Podhoretz received the Guardian of Zion Award from Bar-Ilan University on May 24, 2007.
He served as a senior foreign policy advisor to Rudy Giuliani in his 2008 presidential campaign.[13] The same year, he publicly advocated an American attack on Iran.[14]
Podhoretz's 2009 book Why Are Jews Liberals? questions why American Jews for decades have been dependable Democrats, often supporting the party by margins of better than two-to-one, even in years of Republican landslides.[15][16][17]
Personal life[edit]
Podhoretz attends a Conservative Jewish synagogue. The congregation emphasizes group study, serious praying, active participation by its members and religious services.[18]

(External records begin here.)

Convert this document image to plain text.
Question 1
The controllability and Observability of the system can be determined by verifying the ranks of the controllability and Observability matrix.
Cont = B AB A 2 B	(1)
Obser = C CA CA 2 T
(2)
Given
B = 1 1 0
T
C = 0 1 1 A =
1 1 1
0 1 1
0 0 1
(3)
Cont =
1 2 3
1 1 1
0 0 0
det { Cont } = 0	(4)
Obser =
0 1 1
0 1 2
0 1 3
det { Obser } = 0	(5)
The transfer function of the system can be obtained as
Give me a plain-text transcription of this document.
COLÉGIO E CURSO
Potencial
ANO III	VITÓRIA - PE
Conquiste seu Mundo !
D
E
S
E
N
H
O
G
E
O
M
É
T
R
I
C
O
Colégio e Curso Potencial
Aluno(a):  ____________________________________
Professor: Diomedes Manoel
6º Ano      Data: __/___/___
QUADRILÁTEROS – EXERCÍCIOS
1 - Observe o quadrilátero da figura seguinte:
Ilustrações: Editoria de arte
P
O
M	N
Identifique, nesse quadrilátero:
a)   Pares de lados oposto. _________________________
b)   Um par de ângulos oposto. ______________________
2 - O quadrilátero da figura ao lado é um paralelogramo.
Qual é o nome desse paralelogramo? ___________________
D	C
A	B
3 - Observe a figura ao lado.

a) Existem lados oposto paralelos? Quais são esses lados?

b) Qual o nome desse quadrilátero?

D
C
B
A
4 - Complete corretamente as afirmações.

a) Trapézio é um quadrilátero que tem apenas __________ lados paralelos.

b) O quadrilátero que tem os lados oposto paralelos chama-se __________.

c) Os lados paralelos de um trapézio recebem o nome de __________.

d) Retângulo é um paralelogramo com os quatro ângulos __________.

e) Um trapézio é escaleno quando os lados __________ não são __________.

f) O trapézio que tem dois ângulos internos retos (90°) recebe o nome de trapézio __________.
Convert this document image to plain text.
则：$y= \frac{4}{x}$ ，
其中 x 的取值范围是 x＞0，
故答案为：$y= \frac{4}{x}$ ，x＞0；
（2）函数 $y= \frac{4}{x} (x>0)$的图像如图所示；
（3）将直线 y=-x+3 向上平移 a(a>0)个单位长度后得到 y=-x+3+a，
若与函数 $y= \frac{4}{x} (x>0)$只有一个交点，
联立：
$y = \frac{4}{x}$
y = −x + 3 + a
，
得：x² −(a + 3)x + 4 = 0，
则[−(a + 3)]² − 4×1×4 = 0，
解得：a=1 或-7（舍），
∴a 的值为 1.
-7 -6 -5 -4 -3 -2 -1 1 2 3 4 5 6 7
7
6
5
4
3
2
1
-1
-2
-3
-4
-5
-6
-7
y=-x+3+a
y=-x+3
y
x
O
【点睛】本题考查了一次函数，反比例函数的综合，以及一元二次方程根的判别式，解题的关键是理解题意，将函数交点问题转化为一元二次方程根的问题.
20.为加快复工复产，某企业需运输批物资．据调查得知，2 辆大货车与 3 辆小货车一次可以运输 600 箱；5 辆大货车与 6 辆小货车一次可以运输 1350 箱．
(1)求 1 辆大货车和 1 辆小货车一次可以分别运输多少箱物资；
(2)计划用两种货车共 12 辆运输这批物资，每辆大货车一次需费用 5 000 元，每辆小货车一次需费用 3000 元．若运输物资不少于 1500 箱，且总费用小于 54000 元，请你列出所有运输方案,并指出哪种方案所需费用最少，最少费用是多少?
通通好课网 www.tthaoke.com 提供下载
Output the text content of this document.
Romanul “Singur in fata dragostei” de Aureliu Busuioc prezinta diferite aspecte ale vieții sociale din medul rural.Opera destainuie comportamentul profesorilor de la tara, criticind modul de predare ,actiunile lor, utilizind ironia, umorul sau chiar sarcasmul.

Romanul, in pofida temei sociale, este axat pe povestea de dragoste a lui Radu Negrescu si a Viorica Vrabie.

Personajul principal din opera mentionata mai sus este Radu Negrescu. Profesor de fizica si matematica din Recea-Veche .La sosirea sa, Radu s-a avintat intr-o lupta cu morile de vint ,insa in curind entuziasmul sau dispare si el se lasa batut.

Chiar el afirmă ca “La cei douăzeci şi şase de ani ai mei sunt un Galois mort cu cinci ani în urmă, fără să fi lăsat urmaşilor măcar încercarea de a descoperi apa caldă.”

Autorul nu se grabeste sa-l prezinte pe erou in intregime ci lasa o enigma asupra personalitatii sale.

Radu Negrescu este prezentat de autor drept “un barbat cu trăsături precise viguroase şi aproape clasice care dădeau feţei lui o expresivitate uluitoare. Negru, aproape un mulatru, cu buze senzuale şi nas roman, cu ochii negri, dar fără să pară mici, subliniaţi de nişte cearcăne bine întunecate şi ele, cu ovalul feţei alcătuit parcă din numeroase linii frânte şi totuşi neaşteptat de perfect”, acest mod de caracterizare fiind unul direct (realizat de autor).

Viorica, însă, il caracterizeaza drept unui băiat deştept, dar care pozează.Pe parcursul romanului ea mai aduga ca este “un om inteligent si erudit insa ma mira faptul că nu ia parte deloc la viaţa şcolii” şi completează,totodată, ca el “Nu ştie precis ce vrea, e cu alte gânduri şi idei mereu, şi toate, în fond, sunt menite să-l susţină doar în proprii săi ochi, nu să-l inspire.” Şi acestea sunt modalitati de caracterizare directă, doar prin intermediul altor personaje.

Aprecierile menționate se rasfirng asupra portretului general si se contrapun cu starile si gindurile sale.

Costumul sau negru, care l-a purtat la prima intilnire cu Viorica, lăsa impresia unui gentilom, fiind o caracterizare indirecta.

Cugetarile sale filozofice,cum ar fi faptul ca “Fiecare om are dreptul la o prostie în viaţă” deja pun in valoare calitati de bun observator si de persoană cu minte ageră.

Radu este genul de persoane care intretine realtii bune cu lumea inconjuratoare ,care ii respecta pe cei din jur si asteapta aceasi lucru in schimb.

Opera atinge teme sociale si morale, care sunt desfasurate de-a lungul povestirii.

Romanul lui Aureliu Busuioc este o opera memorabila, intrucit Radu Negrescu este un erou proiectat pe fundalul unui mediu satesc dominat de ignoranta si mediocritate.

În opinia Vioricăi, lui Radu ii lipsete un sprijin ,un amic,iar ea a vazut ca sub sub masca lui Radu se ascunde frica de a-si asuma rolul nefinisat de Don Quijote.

Podhoretz was married to author Midge Decter[19] from 1956 until her death in 2022,[20] and together they had two children: syndicated columnist and Commentary editor-in-chief John Podhoretz and American-Israeli journalist Ruthie Blum. Norman Podhoretz said in early 2019, of his large family and its relation to his political views: "[I]f [Donald Trump] doesn't win in 2020, I would despair of the future. I have 13 grandchildren and 12 great grandchildren, and they are hostages to fortune. So I don't have the luxury of not caring what's going to happen after I'm gone."[1] As of 2017, Podhoretz lives on the Upper East Side of Manhattan.[21]